Il y a différentes manières de grimper au sommet. Les moins courageux prennent le petit train à crémaillère de La Rhune datant de 1924 au départ de la gare de Sare qui mène en 35mn au sommet. Les plus courageux prennent leurs jambes pour grimper. Il y a plusieurs départs possibles au départ de France mais l'arrivée est identique sur les 1500 derniers mètres et est assez difficile avec une belle grimpette et beaucoup de cailloux. Mais c'est tout à fait praticable. On se demande seulement comment faire pour redescendre.

Le choix du parcours s'est fait depuis Olhette. A quelques kilomètres après la sortie de Olhette en direction d'Ascain, il faut prendre à droite le chemin de Xurien Borda et continuer jusqu'au bout sur le parking. Au fond du parking, des panneaux indiquent le sentier et les paysages à découvrir. Après recherches, il semble qu'un autre départ de ce parking se fasse à droite au début du parking en passant un petit pont et rejoigne après 1 ou 2 kilomètres, le chemin espagnol.

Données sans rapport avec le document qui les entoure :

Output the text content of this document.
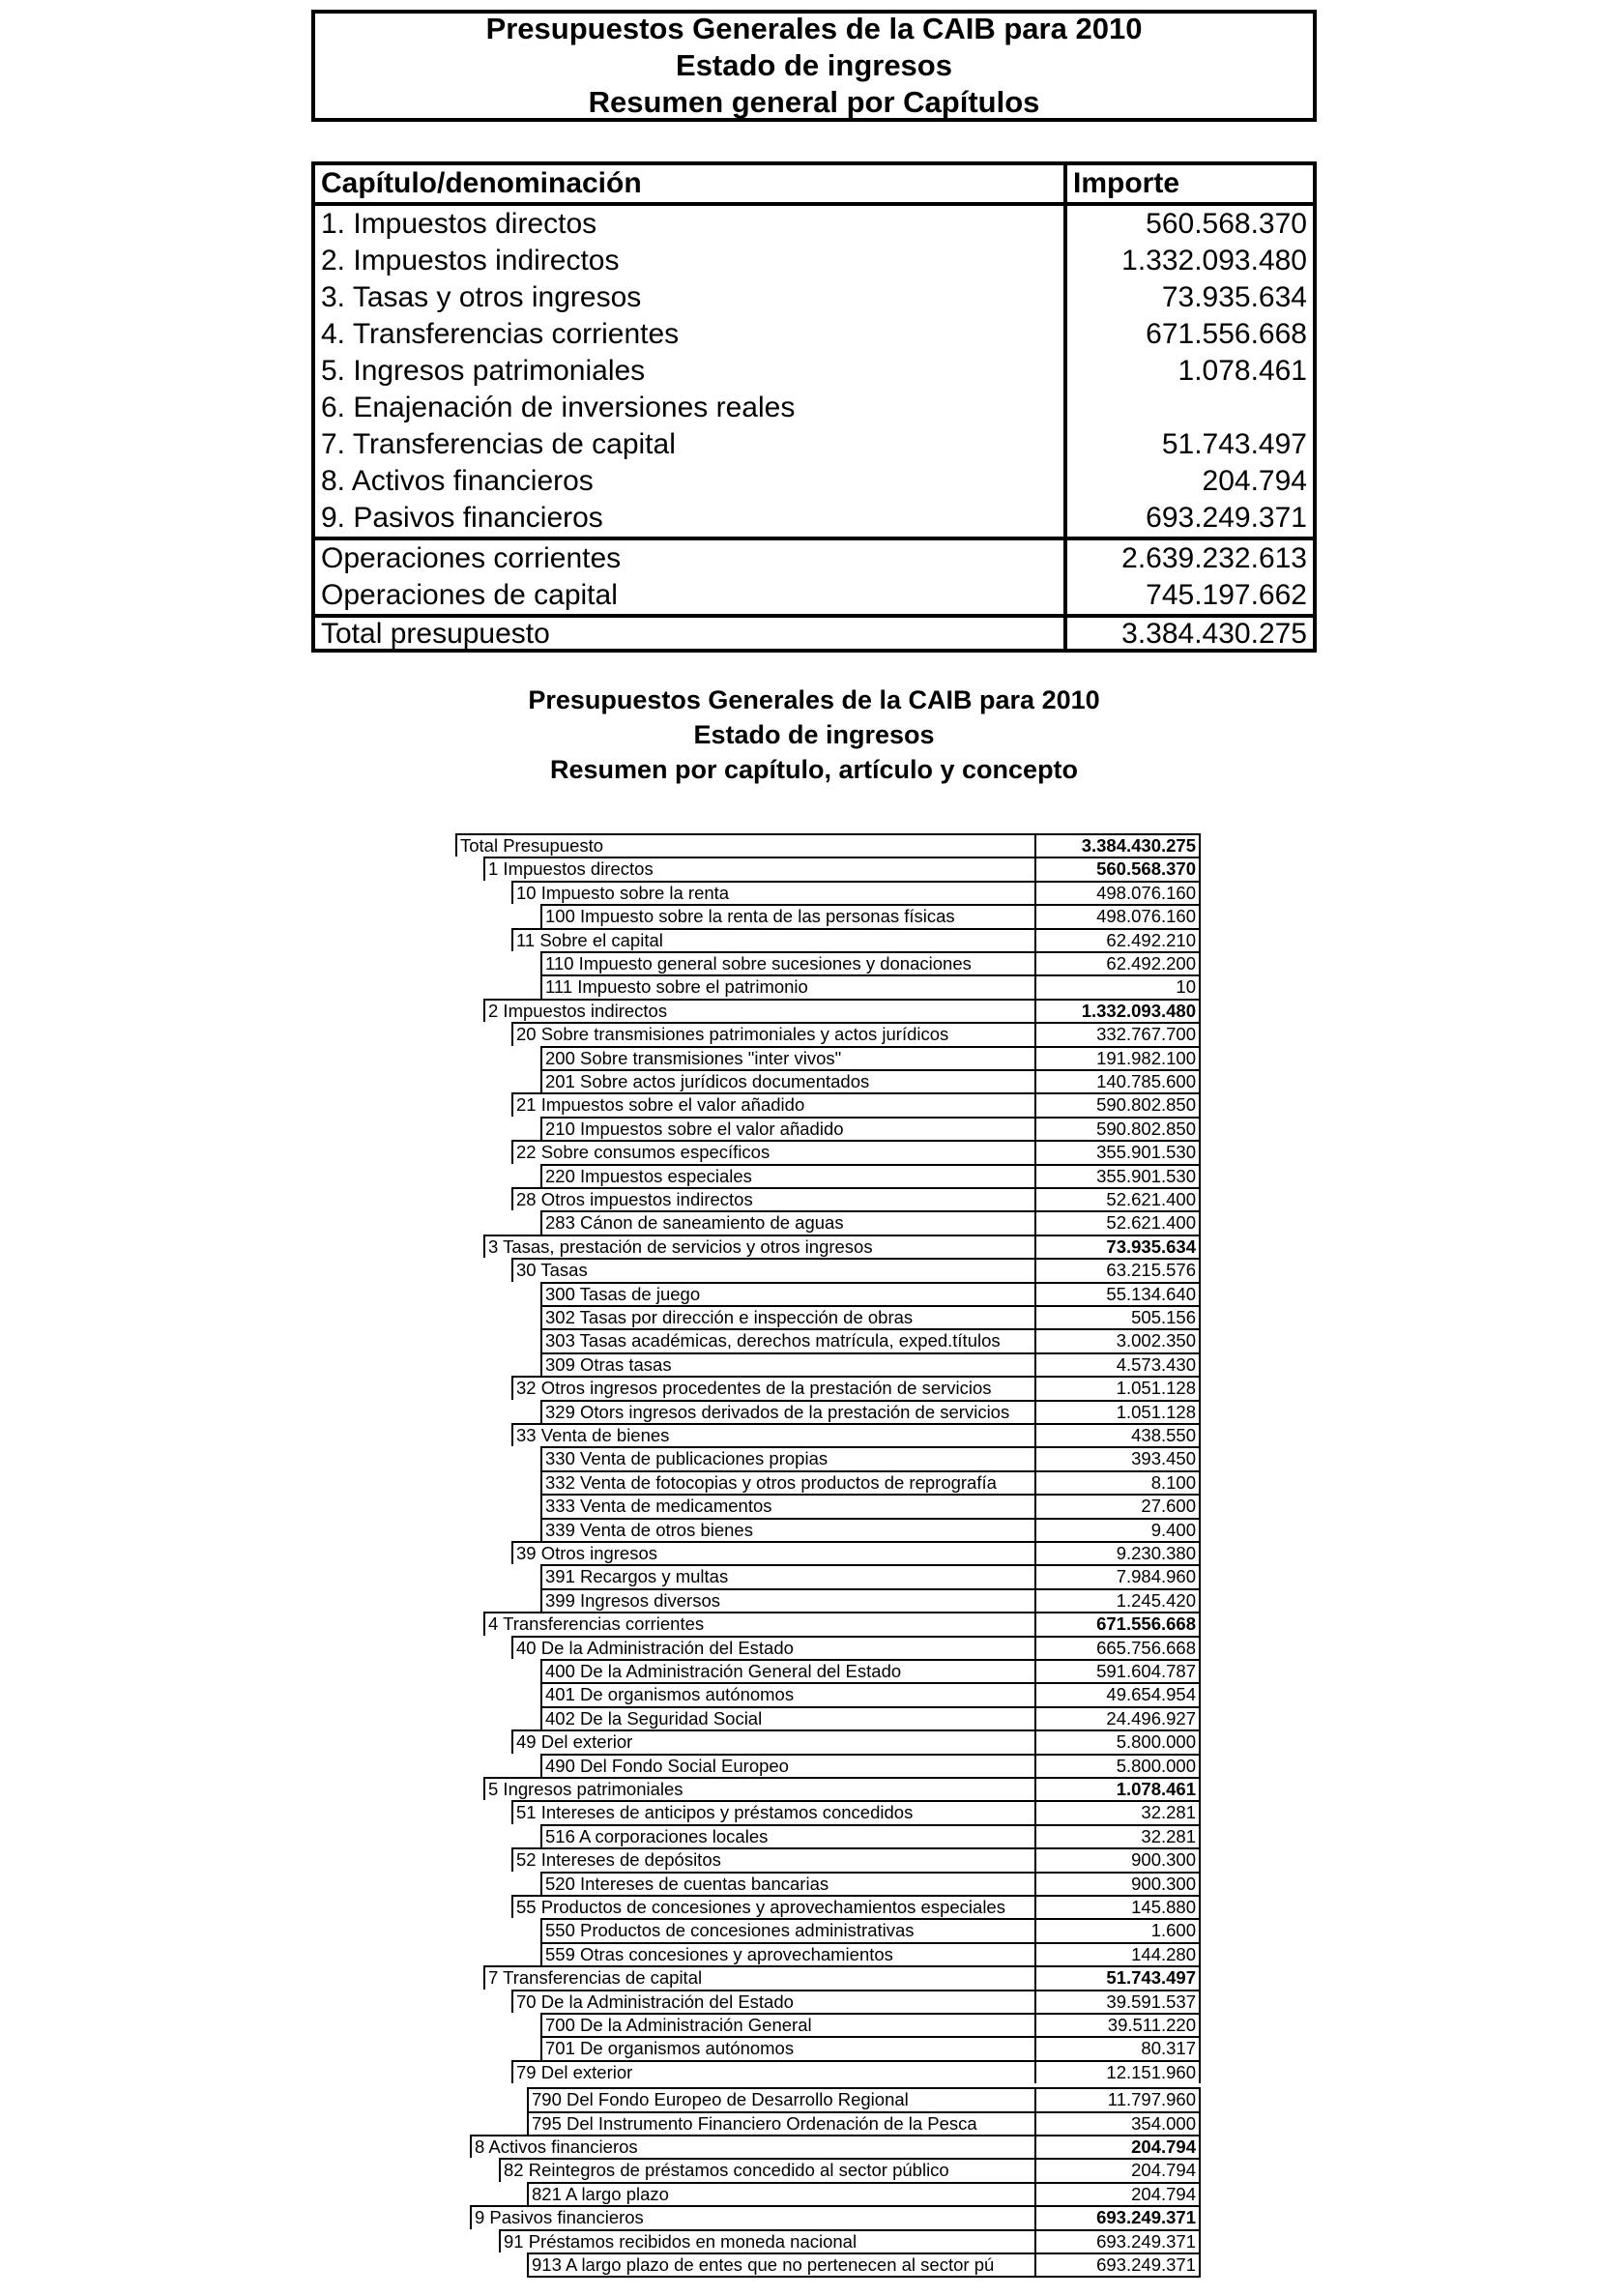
Presupuestos Generales de la CAIB para 2010
Estado de ingresos
Resumen general por Capítulos
Capítulo/denominación	Importe
1. Impuestos directos	560.568.370
2. Impuestos indirectos	1.332.093.480
3. Tasas y otros ingresos	73.935.634
4. Transferencias corrientes	671.556.668
5. Ingresos patrimoniales	1.078.461
6. Enajenación de inversiones reales
7. Transferencias de capital	51.743.497
8. Activos financieros	204.794
9. Pasivos financieros	693.249.371
Operaciones corrientes	2.639.232.613
Operaciones de capital	745.197.662
Total presupuesto	3.384.430.275
Presupuestos Generales de la CAIB para 2010
Estado de ingresos
Resumen por capítulo, artículo y concepto
Total Presupuesto	3.384.430.275
1 Impuestos directos	560.568.370
10 Impuesto sobre la renta	498.076.160
100 Impuesto sobre la renta de las personas físicas	498.076.160
11 Sobre el capital	62.492.210
110 Impuesto general sobre sucesiones y donaciones	62.492.200
111 Impuesto sobre el patrimonio	10
2 Impuestos indirectos	1.332.093.480
20 Sobre transmisiones patrimoniales y actos jurídicos	332.767.700
200 Sobre transmisiones "inter vivos"	191.982.100
201 Sobre actos jurídicos documentados	140.785.600
21 Impuestos sobre el valor añadido	590.802.850
210 Impuestos sobre el valor añadido	590.802.850
22 Sobre consumos específicos	355.901.530
220 Impuestos especiales	355.901.530
28 Otros impuestos indirectos	52.621.400
283 Cánon de saneamiento de aguas	52.621.400
3 Tasas, prestación de servicios y otros ingresos	73.935.634
30 Tasas	63.215.576
300 Tasas de juego	55.134.640
302 Tasas por dirección e inspección de obras	505.156
303 Tasas académicas, derechos matrícula, exped.títulos	3.002.350
309 Otras tasas	4.573.430
32 Otros ingresos procedentes de la prestación de servicios	1.051.128
329 Otors ingresos derivados de la prestación de servicios	1.051.128
33 Venta de bienes	438.550
330 Venta de publicaciones propias	393.450
332 Venta de fotocopias y otros productos de reprografía	8.100
333 Venta de medicamentos	27.600
339 Venta de otros bienes	9.400
39 Otros ingresos	9.230.380
391 Recargos y multas	7.984.960
399 Ingresos diversos	1.245.420
4 Transferencias corrientes	671.556.668
40 De la Administración del Estado	665.756.668
400 De la Administración General del Estado	591.604.787
401 De organismos autónomos	49.654.954
402 De la Seguridad Social	24.496.927
49 Del exterior	5.800.000
490 Del Fondo Social Europeo	5.800.000
5 Ingresos patrimoniales	1.078.461
51 Intereses de anticipos y préstamos concedidos	32.281
516 A corporaciones locales	32.281
52 Intereses de depósitos	900.300
520 Intereses de cuentas bancarias	900.300
55 Productos de concesiones y aprovechamientos especiales	145.880
550 Productos de concesiones administrativas	1.600
559 Otras concesiones y aprovechamientos	144.280
7 Transferencias de capital	51.743.497
70 De la Administración del Estado	39.591.537
700 De la Administración General	39.511.220
701 De organismos autónomos	80.317
79 Del exterior	12.151.960
790 Del Fondo Europeo de Desarrollo Regional	11.797.960
795 Del Instrumento Financiero Ordenación de la Pesca	354.000
8 Activos financieros	204.794
82 Reintegros de préstamos concedido al sector público	204.794
821 A largo plazo	204.794
9 Pasivos financieros	693.249.371
91 Préstamos recibidos en moneda nacional	693.249.371
913 A largo plazo de entes que no pertenecen al sector pú	693.249.371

Parking sur le chemin de Xurien Borda

Le sentier est assez raide au départ avec des pierres. Il faut prendre le rythme "montagne" pour ne pas s'essouffler trop vite avec le dénivelé. Les indications blanches et rouges sont celles du GR10 à suivre jusqu'au plateau des 3 Fontaines. On découvre des paysages à couper le souffle sur la Côte basque.

Un 1er chemin assez raide pour découvrir la côte basque

Lorsque l'on décide de faire une randonnée en montagne, il faut bien regarder la météo avant de partir. Il était indiqué que le ciel se dégagerait vers 13h. Avec 2 à 4 heures de montée prévisible, le départ a été fixé à 10h30 pour avoir une chance d'arriver au sommet avec une bonne visibilité, sans pour autant en être sûr! Le départ ne présageait pas forcément une vue dégagée car on ne voyait même pas le sommet de La Rhune.

Apparition magique du sommet entre les nuages

Puis le ciel s'est petit à petit dégagé pour laisser apparaître le sommet de La Rhune devant un ciel bleu azur.

La Rhune


En marchant, on aperçoit les premiers pottoks. Sur le plateau des 3 Fontaines, c'est un troupeau entier de ces petits chevaux sauvages courts sur pattes que l'on peut observer avec leurs petits qui viennent de naître. Un régal pour les yeux.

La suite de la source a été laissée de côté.